When I first started writing this post I thought it was going to be about “reasoning”. However after some initial research it became clear that there are multiple interesting topics hiding behind the keyword: generalization, training vs inference compute and post training with reinforcement learning. Even the meaning of reasoning itself is ambiguous, is it about solving math and coding problems, or true system 2 thinking?

As we will see there has been impressive progress recently, especially in the domains of math, coding and science. While advcancements seems to generalize beyond these domains, I still think these models due not truly reason, as in the sense of system 2 cognition (another ill-defined term). However this seems surprisingly, at least to me, not to be necessary to achieve peak human performance in math and coding. The real world impact of these skills is a topic for another day, and something that frequently comes up at lunch discussions at work.

Basic Concepts and Notation

Before we start, let us quickly repeat some basic concepts and their notation. Readers familiar with the topic may skip this section.

Sigmoid: \(\sigma : (-\infty,\infty) \longrightarrow (0,1)\), is defined as \(\sigma(x) := \frac{1}{1+\exp(-x)} = \frac{\exp(x)}{1+\exp(x)}\). It has the property that it maps any value to the open interval \((0,1)\), which is very useful if we want to extract a probability from a model.
- The plot looks as follows:
- Again three cases worth noting:
  - The left limit is 0: \(\sigma(x)_{x \longrightarrow -\infty } = 0\)
  - The right limit is 1: \(\sigma(x)_{x \longrightarrow \infty } = 1\)
  - At zero we are in the middle of the limits: \(\sigma(0) = 0.5\)
- The derivative of the sigmoid is \(\frac{\partial \sigma(x)}{\partial x} = \sigma(x) (1-\sigma(x))\)

Using recurrence to achieve weak to strong generalization

When doing research for this post I came accross this talk from Tom Goldstein about “Recurrance, a mechanism for weak-to-strong generalization -or- studying test time scaling without language models” at the Simons Institute. Even though this talk was given just last summer, it feels like from a different era. Mostly because the speaker identifies as “gpu poor” and the restrictions that follow from that. Nevertheless, the talk is a good introduction to some of the concepts we will see later on.

Here the speaker defines weak-to-strong generalization as the ability of the model to solver “harder” problems than those in the training set. This is a fundamental ability of humans that still separates us from the current models: we can learn to solve a few easy problems \(e^{i \pi} + 1 = 0\) and then logically extrapolate to much harder ones. All of this while using few samples, i.e. with much greater efficiency than current machine learning models.

The task they are using to test this is solving mazes, can you train on a 9x9 maze (left) and generalize to a 59x59 maze (right). Or even bigger ones?

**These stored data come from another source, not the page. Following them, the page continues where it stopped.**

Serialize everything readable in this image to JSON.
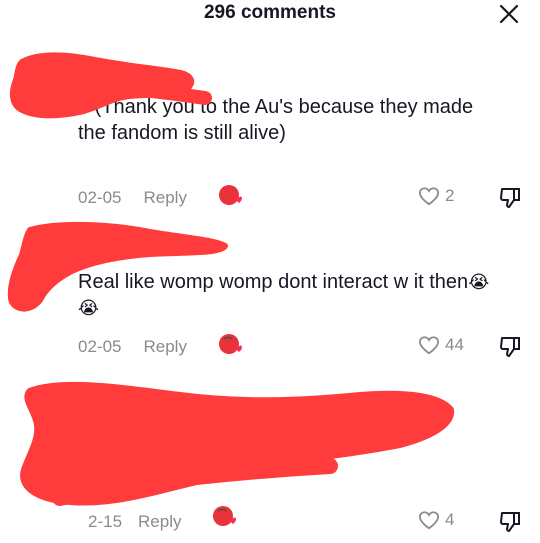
{
  "header": {
    "title": "296 comments"
  },
  "comments": [
    {
      "text": "e (Thank you to the Au's because they made the fandom is still alive)",
      "date": "02-05",
      "reply": "Reply",
      "likes": "2"
    },
    {
      "text": "Real like womp womp dont interact w it then",
      "emoji": "😭😭",
      "date": "02-05",
      "reply": "Reply",
      "likes": "44"
    },
    {
      "date": "2-15",
      "reply": "Reply",
      "likes": "4"
    }
  ],
  "colors": {
    "redaction": "#ff3b3b",
    "muted": "#8a8b91",
    "text": "#161823"
  }
}
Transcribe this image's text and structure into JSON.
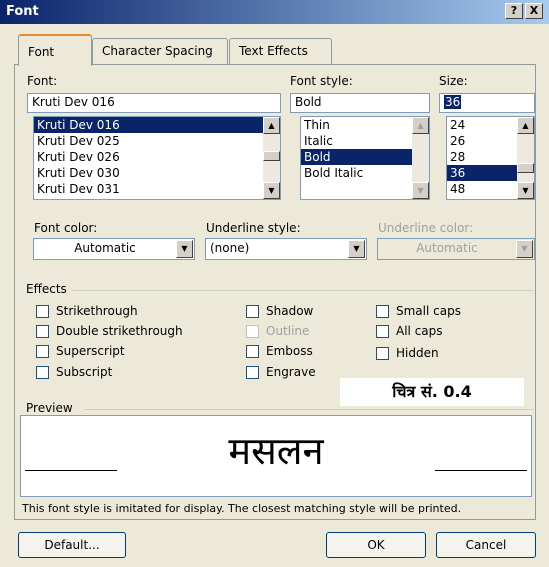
{
  "window": {
    "title": "Font",
    "help_btn": "?",
    "close_btn": "X"
  },
  "tabs": [
    {
      "label": "Font",
      "active": true
    },
    {
      "label": "Character Spacing",
      "active": false
    },
    {
      "label": "Text Effects",
      "active": false
    }
  ],
  "font": {
    "label": "Font:",
    "value": "Kruti Dev 016",
    "options": [
      "Kruti Dev 016",
      "Kruti Dev 025",
      "Kruti Dev 026",
      "Kruti Dev 030",
      "Kruti Dev 031"
    ],
    "selected": "Kruti Dev 016"
  },
  "style": {
    "label": "Font style:",
    "value": "Bold",
    "options": [
      "Thin",
      "Italic",
      "Bold",
      "Bold Italic"
    ],
    "selected": "Bold"
  },
  "size": {
    "label": "Size:",
    "value": "36",
    "options": [
      "24",
      "26",
      "28",
      "36",
      "48"
    ],
    "selected": "36"
  },
  "font_color": {
    "label": "Font color:",
    "value": "Automatic"
  },
  "underline_style": {
    "label": "Underline style:",
    "value": "(none)"
  },
  "underline_color": {
    "label": "Underline color:",
    "value": "Automatic",
    "disabled": true
  },
  "effects": {
    "label": "Effects",
    "items": [
      {
        "label": "Strikethrough",
        "checked": false,
        "disabled": false
      },
      {
        "label": "Double strikethrough",
        "checked": false,
        "disabled": false
      },
      {
        "label": "Superscript",
        "checked": false,
        "disabled": false
      },
      {
        "label": "Subscript",
        "checked": false,
        "disabled": false
      },
      {
        "label": "Shadow",
        "checked": false,
        "disabled": false
      },
      {
        "label": "Outline",
        "checked": false,
        "disabled": true
      },
      {
        "label": "Emboss",
        "checked": false,
        "disabled": false
      },
      {
        "label": "Engrave",
        "checked": false,
        "disabled": false
      },
      {
        "label": "Small caps",
        "checked": false,
        "disabled": false
      },
      {
        "label": "All caps",
        "checked": false,
        "disabled": false
      },
      {
        "label": "Hidden",
        "checked": false,
        "disabled": false
      }
    ]
  },
  "figure_caption": "चित्र सं. 0.4",
  "preview": {
    "label": "Preview",
    "sample_text": "मसलन",
    "note": "This font style is imitated for display. The closest matching style will be printed."
  },
  "buttons": {
    "default": "Default...",
    "ok": "OK",
    "cancel": "Cancel"
  },
  "colors": {
    "titlebar": "#0a246a",
    "selection": "#0a246a",
    "dialog_bg": "#ece9d8"
  }
}
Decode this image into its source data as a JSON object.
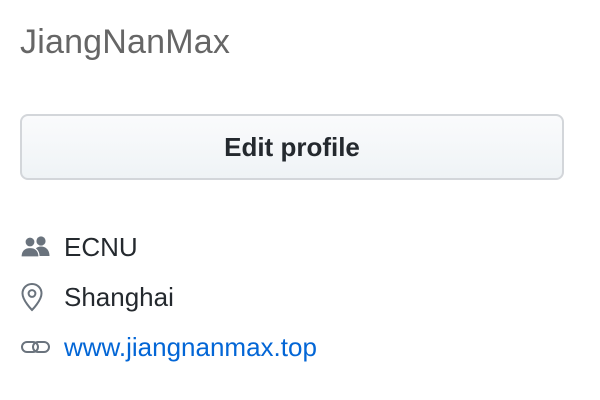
{
  "profile": {
    "username": "JiangNanMax",
    "edit_button_label": "Edit profile"
  },
  "details": {
    "organization": {
      "icon": "people-icon",
      "text": "ECNU"
    },
    "location": {
      "icon": "location-pin-icon",
      "text": "Shanghai"
    },
    "website": {
      "icon": "link-icon",
      "text": "www.jiangnanmax.top"
    }
  },
  "colors": {
    "username": "#666666",
    "text": "#24292e",
    "link": "#0366d6",
    "icon": "#6a737d",
    "button_border": "#d3d6da"
  }
}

Left: A 9x9 maze with solution. Right: a 59x59 maze with solution.

To solve this problem with classical machine learning, we could use a feed-forward neural (FFN) network that has five different layers (left). Or we can use a feature extractor with a recurrent layer in the middle and a solution predictor at the end (middle). This means that the weights in the middle three layers (A) are shared. In practice it was necessary to add some skip connections from the input to the repeated middle layers (right).

Left: A 9x9 maze with solution. Right: a 59x59 maze with solution.

After training on 9x9 mazes we can then evaluate the different models on 13x13 mazes. Here is where things start to get interesting, with recurrent networks we can choose to spend more computation at test time. This is done by repeating the middle layers more often, in the graph below this is called iterations at test time. A FNN does not have that option, we can only do one forward pass through the whole network. For recurrent network this can help generalization, we can solve harder problems by spending more compute. This will be the overarching topic of this blog post.

Left: Performance of FFN vs Recurrent network on task outside of domain.

As the green and red plot line show, we have to be careful how the recurrent network is set up. Without skip connections and careful training the model can start “forgetting” the initial task, leading to a loss of performance for higher iterations (green line). Note that the recurrent model was only trained to deal with up to 30 iterations. This generalized to the previously mentioned 59x59 mazes and beyond. The authors show that this even works with a 801x801 maze when the model is run over 10’000 iterations.

Left: Performance on 59x59 maze.

Youtube talk

Train on 9x9 maze and solve 800x800 maze. Works with 20000 iterations instead of 30 during train tim ewith RNN

Test time computation is for weak to strong generalization.

Having skip connections helps not forget. Using RNNs

Apply this to chess,

Sudoku is solved too.

But here we generalize in the same class of problems mostly. Easier task in same class chess/sudoku into harder task. But no generalization.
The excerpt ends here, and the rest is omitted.